Current social media marketing methods are colder than cold calls because they cannot provide a truly productive focus. Where more traditional advertising mediums have built-in filtering mechanisms before they require human effort, social media is just the opposite. The marketer becomes the filtering mechanism, even before a virtual “cold call” can be effectively made.

In many ways, this is worse than the California Gold Rush in 1849. People went West dreaming of Gold Rush riches just by digging up the ground around areas where gold had been found. Similarly, today’s social media explosion is like digging for gold in the middle of the ocean. You float around for a while and try to dive to the bottom. Only if you reach the ground can you start digging for gold– never mind gold may not even be where you are looking. Even if you find gold, you may not be able to stay submerged long enough to collect it.

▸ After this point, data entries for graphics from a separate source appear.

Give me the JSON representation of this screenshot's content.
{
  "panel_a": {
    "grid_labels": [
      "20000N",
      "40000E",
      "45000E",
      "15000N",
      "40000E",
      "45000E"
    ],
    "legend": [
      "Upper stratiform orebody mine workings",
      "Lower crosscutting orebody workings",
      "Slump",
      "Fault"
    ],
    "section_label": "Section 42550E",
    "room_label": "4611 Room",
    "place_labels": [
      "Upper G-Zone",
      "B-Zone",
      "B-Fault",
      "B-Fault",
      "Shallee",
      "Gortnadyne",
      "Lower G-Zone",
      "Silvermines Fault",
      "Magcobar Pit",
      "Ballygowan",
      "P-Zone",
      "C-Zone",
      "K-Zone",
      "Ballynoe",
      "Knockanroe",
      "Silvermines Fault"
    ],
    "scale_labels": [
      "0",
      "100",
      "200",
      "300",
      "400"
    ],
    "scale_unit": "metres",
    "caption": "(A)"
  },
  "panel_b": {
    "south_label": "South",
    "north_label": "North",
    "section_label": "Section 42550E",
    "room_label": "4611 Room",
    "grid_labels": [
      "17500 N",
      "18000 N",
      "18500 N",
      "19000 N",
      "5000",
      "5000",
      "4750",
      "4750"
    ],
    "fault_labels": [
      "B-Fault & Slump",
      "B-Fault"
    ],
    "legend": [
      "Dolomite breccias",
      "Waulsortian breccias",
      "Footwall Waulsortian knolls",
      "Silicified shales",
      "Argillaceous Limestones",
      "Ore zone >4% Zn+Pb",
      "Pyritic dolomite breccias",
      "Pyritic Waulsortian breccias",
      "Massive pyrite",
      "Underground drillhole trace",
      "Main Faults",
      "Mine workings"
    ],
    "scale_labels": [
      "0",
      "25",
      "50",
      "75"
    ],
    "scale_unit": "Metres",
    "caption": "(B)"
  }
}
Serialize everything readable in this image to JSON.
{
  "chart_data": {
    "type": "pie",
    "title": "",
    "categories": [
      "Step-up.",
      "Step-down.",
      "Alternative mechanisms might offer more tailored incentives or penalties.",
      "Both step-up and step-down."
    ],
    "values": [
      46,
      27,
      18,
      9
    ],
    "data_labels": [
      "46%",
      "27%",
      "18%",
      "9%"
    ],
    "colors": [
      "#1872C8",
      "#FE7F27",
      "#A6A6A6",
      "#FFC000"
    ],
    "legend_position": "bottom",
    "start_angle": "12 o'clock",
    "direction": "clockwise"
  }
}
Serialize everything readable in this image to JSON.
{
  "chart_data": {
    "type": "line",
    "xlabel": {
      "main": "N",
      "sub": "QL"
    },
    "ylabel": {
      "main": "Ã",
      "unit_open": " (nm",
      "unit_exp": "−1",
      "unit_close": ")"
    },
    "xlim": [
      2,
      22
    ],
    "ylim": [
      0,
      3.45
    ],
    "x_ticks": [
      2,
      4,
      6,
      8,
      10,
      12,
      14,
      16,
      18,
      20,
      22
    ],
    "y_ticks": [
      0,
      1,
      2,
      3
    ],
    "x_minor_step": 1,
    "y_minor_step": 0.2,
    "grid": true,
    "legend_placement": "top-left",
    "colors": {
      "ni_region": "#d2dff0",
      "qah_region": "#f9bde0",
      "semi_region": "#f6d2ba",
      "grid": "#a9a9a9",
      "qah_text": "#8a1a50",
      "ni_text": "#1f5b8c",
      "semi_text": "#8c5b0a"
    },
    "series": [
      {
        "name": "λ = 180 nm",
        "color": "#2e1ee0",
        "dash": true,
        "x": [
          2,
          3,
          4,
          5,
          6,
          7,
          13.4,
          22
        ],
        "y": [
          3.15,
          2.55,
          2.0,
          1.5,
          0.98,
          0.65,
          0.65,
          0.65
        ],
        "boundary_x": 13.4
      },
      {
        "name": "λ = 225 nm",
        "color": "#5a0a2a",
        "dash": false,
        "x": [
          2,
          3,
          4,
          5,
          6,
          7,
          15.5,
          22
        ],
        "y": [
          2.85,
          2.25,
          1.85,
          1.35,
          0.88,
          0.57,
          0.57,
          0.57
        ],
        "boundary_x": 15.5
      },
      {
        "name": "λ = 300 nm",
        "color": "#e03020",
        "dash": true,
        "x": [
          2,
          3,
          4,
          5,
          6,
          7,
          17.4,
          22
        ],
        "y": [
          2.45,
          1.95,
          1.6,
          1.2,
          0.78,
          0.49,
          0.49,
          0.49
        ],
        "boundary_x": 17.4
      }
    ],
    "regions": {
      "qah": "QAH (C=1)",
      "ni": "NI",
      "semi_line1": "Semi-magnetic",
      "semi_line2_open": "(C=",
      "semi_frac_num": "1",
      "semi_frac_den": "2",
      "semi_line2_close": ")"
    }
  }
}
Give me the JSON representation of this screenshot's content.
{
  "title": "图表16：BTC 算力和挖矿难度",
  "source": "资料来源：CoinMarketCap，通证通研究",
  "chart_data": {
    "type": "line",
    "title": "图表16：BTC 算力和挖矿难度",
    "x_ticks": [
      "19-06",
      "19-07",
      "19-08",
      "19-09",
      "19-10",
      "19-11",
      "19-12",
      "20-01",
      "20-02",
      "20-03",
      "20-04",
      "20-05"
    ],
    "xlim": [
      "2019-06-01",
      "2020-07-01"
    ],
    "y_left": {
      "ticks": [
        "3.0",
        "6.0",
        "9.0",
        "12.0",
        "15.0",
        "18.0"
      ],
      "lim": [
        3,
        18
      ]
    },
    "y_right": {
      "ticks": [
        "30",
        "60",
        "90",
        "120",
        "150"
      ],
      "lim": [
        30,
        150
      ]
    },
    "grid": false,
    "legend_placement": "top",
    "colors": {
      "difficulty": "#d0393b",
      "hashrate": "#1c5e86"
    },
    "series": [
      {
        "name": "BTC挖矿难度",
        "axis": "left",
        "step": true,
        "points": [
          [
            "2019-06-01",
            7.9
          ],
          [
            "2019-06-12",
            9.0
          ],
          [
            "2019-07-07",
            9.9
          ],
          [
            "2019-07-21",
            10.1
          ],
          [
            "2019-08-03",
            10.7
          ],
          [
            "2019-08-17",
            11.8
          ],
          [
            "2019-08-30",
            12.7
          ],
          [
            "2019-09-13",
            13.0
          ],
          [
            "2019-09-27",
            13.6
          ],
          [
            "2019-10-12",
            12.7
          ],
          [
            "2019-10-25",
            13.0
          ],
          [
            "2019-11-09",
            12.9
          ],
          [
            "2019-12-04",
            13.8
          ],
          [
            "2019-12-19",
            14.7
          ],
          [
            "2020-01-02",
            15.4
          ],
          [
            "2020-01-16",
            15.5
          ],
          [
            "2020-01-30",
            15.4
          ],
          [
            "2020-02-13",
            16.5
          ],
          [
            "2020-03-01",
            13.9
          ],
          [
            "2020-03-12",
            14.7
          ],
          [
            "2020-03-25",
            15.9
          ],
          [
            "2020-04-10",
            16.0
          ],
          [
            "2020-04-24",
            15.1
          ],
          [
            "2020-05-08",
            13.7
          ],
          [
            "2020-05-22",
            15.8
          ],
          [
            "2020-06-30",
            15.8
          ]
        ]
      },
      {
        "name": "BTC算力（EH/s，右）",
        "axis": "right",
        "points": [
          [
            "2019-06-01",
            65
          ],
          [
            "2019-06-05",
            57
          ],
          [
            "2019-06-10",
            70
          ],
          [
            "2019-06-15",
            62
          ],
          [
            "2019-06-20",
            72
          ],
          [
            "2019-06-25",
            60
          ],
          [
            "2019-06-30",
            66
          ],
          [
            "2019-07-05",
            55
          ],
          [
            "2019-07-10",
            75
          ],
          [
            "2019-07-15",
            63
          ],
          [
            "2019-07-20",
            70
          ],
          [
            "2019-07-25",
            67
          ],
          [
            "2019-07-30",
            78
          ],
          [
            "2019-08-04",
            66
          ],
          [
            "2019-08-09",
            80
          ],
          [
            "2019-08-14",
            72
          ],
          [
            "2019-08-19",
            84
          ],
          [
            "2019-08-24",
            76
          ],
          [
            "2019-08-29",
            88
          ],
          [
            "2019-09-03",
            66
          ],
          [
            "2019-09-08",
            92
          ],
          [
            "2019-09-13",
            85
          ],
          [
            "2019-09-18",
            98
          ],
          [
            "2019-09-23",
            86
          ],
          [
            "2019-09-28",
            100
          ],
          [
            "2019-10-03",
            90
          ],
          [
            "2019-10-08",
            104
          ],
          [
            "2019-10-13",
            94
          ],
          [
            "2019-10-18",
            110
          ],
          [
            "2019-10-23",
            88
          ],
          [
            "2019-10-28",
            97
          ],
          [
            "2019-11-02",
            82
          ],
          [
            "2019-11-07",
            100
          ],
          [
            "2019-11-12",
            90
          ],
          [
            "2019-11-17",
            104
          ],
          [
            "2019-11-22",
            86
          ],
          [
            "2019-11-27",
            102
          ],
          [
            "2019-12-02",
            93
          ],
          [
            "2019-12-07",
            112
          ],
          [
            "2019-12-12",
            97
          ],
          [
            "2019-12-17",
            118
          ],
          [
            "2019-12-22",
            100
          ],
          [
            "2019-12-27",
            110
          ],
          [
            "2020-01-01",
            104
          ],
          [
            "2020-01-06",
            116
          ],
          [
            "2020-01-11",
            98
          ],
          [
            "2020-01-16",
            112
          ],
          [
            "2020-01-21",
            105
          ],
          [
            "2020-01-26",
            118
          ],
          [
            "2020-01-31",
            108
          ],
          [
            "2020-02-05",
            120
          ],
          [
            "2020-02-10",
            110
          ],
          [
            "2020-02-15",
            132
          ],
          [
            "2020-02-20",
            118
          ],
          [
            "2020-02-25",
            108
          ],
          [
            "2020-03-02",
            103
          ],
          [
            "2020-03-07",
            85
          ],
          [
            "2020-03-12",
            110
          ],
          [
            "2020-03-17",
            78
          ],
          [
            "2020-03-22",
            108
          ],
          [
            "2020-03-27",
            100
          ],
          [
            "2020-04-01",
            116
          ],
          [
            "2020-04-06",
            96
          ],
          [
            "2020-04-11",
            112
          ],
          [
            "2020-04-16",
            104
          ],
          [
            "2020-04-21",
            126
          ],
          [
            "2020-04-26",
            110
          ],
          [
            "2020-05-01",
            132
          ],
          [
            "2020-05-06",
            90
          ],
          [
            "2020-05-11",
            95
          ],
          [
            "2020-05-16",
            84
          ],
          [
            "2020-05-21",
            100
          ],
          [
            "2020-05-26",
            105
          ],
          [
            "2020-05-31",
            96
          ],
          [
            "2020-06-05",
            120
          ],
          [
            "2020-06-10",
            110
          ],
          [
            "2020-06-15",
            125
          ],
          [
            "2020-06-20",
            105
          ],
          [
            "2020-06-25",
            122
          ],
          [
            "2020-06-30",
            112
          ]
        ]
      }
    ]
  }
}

This is the current state of social media. You go deeper and deeper into the water of “social connections” until you finally hit the unstable ground of “enough” connections. Then, you start digging with your marketing effort, hoping to discover the “golden” sale. If you chose the wrong social media outlet, or if you failed to accumulate the right “target” group, all of your energy, investment, and effort may be completely wasted. You may be popular, but popularity doesn’t pay the bills. This doesn’t mean a few unusual situations won’t lead to “gold,” but it does mean that for the time being, social media business success is rarely scalable and adaptable. Social media by its very nature is individual, which makes business scalability difficult.

Social Media Market (Unrealized) Potential

Today’s social media is much like China and India in times past. They had gigantic populations consisting of over one billion people each, but they lacked marketable consumers. It wasn’t until huge economic, social, and cultural changes took place over nearly a generation (or more) that Indian and Chinese markets slowly opened.

The Social Media Marketing Problem – Social Media Landscape

We looked at the social media effort required for each social media channel. Now comes the rest of the ugly reality: the social media landscape itself. The landscape is such a fragmented mess– how do you even know where to spend your time, effort, and energy? At some point in the not-too-distant future, social media will likely experience additional consolidation and other changes. You may be spending tremendous efforts, finances, and energy on channels that in a year or two become irrelevant.

Conclusion on Making Social Media Business Focused

The social media problem for business has two key parts. First of all, the current efforts to properly employ social media are generally more labor intensive than telemarketing efforts. Secondly, the fragmented “channels” available cause instability. Social media efforts beyond the individual are so diluted, fragmented, and obscured that it will be some time before meaningful methods for business benefit emerge. Figure out how to develop target markets meaningful to business and then how to deal with the fragmentation, and these will serve as powerful marketing channels. Whoever can figure these problems out, and then make them scalable and reproducible, will have an effective business.